By Kerry MassaroDec 12, 2007 at 11:08 AM ET
CFA and an Advanced Trading reader, Bud Haslett of Miller Tabak & Co., emailed me the following commentary. I'd like to ask our readers the question he asked me: Do you think the
merger will result in narrower spreads and increased option volume for the combined organization?
Below is Bud's commentary:
Impact of Toronto and Montreal Exchange Merger On Derivatives Trading in Canada
In August of 1999, a CBOE firm began trading options on Dell Computer that previously traded only on the Philadelphia Exchange (PHLX). This resulted in "all hell breaking loose" and a multiple listing war that ultimately led to most active issues trading on all US option exchanges. The resulting competition between the exchanges led to narrower bid/offer spreads and an explosion in US option trading volume.

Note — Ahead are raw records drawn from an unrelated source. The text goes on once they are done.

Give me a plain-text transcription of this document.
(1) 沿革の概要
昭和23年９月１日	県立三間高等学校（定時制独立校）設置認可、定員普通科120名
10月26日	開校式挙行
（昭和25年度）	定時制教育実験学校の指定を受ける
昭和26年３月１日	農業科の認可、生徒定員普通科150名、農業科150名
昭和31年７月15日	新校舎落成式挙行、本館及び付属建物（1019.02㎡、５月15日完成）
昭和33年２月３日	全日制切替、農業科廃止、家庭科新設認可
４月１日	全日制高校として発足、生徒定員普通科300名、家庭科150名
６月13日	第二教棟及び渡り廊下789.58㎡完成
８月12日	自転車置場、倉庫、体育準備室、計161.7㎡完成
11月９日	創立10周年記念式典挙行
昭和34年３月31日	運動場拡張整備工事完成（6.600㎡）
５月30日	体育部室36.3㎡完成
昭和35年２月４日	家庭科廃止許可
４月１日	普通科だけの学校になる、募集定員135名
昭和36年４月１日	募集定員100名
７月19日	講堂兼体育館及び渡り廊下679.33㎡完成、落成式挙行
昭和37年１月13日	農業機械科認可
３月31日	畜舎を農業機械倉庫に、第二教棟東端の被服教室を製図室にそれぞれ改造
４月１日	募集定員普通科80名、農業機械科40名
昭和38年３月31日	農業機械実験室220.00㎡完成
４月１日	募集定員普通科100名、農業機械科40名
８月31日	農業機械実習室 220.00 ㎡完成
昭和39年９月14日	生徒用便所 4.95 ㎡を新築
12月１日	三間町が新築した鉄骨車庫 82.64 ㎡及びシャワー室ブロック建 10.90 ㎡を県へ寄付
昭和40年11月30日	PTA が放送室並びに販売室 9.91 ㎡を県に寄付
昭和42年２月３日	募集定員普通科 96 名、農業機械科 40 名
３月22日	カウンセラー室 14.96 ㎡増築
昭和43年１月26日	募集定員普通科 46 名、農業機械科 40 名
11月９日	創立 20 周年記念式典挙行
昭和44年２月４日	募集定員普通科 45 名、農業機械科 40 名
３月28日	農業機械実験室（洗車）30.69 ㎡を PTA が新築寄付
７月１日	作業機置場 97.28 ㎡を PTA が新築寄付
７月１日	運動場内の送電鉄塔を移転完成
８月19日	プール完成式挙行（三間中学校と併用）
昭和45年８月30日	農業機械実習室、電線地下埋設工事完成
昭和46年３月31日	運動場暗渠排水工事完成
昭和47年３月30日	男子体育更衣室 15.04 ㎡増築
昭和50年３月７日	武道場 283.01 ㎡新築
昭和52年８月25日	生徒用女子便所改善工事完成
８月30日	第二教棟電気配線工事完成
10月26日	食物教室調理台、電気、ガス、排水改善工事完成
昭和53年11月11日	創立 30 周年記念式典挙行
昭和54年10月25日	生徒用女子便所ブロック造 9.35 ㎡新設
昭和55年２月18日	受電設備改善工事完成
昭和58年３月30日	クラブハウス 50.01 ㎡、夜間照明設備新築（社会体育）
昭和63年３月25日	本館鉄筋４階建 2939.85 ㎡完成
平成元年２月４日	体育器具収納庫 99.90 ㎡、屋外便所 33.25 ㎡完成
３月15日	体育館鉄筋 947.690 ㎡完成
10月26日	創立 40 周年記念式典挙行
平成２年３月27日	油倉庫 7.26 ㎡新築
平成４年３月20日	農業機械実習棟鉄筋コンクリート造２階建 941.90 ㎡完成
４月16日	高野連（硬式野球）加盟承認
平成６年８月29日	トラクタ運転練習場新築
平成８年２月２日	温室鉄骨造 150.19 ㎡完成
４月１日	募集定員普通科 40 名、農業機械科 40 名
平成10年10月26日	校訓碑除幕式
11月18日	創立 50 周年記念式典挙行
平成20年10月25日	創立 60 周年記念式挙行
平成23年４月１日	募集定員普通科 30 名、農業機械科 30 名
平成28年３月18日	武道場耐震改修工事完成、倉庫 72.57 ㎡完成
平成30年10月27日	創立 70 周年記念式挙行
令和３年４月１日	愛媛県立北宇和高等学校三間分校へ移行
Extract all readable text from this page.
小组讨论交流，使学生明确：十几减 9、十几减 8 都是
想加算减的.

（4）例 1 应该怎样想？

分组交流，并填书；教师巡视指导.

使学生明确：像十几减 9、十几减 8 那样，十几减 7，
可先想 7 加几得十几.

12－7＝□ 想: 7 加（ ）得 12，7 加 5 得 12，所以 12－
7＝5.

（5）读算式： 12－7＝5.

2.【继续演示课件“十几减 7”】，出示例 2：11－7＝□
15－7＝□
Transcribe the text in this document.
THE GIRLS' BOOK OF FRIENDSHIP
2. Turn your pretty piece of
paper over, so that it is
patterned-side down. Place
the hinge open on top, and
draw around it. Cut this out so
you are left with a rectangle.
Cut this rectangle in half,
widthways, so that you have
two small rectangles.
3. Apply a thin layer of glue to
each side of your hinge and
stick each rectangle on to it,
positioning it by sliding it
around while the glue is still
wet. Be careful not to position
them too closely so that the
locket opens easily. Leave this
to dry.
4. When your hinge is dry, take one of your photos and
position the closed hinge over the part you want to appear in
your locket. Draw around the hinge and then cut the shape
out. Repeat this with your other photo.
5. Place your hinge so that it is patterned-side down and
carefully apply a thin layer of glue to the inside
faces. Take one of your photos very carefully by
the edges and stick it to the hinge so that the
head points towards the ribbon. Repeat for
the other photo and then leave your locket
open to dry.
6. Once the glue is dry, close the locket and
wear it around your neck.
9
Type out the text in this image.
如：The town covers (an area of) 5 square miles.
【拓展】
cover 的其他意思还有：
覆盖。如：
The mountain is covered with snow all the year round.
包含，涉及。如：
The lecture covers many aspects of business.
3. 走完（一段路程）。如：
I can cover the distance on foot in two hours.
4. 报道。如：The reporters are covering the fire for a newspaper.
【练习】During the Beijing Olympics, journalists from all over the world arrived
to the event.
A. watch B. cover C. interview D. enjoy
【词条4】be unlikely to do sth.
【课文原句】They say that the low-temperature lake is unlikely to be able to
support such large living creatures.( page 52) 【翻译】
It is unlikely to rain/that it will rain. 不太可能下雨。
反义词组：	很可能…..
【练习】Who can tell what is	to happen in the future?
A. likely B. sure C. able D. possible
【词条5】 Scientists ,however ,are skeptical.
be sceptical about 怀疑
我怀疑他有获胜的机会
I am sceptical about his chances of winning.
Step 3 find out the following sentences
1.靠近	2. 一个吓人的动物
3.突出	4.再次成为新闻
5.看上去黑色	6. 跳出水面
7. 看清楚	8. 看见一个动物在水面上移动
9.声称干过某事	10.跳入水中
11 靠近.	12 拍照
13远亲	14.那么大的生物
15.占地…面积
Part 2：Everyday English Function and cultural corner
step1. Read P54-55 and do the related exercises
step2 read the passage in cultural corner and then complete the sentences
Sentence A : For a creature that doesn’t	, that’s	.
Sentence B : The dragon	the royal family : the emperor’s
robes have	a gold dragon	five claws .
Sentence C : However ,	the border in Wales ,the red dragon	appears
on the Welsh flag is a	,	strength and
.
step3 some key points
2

During the same year (1999), the Toronto and Montreal exchanges split functions with cash equities trading in Toronto and derivatives trading in Montreal. This agreement was to last for 10 years, finally ending in March of 2009, when the exchanges could trade both types of instruments.
It was my feeling that when the Canadian markets experienced multiple listing in options, this too would lead to narrower bid/offer spreads and an exposion in option trading volume for both exchanges (just like it did in the US). We will now, however, never know the impact of multiple listing as the exchanges announced a merger where they will join forces to form the TMX Group. Derivatives trading will remain in Montreal and the exchanges will be able to achieve various efficiencies from the combination.
The Montreal Exchange has always done a great job with their derivatives program, but the liquidity providers usually have relatively wide bid/offer spreads that constrict option volume. Does anyone have any comments or opinions on whether the merger will result in narrower spreads and increased option volume for the combined organization?